I can assure you that they ring loud in my ears as I receive these keys.

Director-General, Colleagues,

The goal of social justice remains a distant prospect for many millions. Because of that, peace is not secure. And so the challenges ahead are as urgent as they are immense.

But that does not mean that more than nine decades of ILO work has been in vain. Far from it. The world is a better, fairer and safer place for what the ILO has achieved.

That is due to the engagement of those represented by these three keys. It is due to those who have worked for our Organization and it is due to those who have led it.

The nine ILO Director-Generals – Thomas, Butler, Winant, Phelan, Morse, Jenks, Blanchard, Hansenne, and Juan Somavia brought extraordinary talent and commitment to the task of steering the Organization in often turbulent times. I am truly humbled to be joining the company of these outstanding men. And yes, they have all been men!

My privilege and good fortune since first coming to the ILO as a junior member of the British delegation in 1981 has been to have known three Directors-General. I am also proud to share my town of birth with another.

But it is to the ninth Director-General, Juan Somavia, with whom I have worked so closely for many years that I want to dedicate my comments now.


Our respective paths to the responsibilities that you today pass to me have been quite different. Our professional and geographical origins are different. It may be that our temperaments are different.

Yet for nearly two decades now those paths have intertwined in a most remarkable way. Since the 1995 World Social Summit when I first met you, through the campaign that brought you to the ILO, to my years as your first Chef de Cabinet at the ILO, then when I returned to leadership in the international trade union movement, and more recently as one of your Executive Directors.

This has been an experience which I feel very privileged to have enjoyed. I have learned. I have tried to contribute. And I and the people I have led have benefited beyond measure from what you have done, the person you are. I have come to know you, to understand you as my boss, my colleague, and as my friend.

I have thought a great deal about why it is that our working relationship has proved so exceptional – rewarding as well as productive. I put it down to two things that you have.

Firstly, unparalleled powers of leadership. You confront the most complex situations. You subject them to the most rigorous scrutiny – political and intellectual. You decide what to do. Then you act. And others follow – the road to decent work, to a fair globalization, and much else.

And secondly, and more importantly still I believe, an absolute and permanent belief in social justice. In simply doing what is right – however difficult, and rejecting what is wrong – however easy.
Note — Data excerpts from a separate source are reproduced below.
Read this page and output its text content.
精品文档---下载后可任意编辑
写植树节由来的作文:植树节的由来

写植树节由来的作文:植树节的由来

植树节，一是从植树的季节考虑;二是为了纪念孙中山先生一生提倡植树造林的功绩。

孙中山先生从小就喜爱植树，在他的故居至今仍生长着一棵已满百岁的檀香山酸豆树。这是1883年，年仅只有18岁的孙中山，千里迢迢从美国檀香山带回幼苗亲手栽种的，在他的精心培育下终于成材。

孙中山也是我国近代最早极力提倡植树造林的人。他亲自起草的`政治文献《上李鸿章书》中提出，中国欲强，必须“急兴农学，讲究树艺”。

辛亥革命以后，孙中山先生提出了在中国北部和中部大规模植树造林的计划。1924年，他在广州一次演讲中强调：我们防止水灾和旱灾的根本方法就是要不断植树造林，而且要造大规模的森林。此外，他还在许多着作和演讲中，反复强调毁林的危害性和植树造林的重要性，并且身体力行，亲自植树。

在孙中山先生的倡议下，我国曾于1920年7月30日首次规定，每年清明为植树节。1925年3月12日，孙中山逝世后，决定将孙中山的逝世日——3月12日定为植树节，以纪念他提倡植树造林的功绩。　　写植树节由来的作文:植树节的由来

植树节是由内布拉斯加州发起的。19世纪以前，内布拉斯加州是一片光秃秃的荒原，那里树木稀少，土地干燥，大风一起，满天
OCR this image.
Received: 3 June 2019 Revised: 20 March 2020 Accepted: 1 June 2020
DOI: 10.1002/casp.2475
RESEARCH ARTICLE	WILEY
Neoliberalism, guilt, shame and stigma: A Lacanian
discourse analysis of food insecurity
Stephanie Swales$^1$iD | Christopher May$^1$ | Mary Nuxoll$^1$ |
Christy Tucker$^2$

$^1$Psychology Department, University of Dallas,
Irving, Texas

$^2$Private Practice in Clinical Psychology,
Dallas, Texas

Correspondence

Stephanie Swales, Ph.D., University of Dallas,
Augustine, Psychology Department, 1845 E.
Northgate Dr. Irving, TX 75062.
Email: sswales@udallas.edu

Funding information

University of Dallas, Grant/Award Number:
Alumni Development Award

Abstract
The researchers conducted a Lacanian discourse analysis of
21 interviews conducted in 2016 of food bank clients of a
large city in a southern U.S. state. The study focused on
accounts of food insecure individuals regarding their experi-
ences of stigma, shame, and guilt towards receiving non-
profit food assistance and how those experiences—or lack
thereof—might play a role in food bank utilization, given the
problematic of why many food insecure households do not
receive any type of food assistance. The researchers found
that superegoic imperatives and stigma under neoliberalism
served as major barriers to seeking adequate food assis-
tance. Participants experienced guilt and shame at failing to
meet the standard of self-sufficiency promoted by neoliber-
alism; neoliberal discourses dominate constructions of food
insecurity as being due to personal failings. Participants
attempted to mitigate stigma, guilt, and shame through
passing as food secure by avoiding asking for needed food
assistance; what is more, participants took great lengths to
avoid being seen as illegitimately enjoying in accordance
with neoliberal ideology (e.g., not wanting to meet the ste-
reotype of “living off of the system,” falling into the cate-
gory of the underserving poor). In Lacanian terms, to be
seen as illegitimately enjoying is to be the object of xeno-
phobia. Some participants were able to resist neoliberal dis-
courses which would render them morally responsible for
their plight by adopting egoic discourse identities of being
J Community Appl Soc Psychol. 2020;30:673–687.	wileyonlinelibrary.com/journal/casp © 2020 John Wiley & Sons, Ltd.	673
This is a rare quality and essential for the job you now relinquish and I take up. Because these are the choices the ILO demands of us.

It is exactly this that I believe has united us professionally and personally over these last decades. It is also the gift that I take from you today along with these keys. I will strive to make the best use of it.

In turn, it is my honour to hand to you, with my deepest gratitude and, I know that of all of us at the ILO, these replicas in recognition of all that you have done and the precious heritage that you leave to us.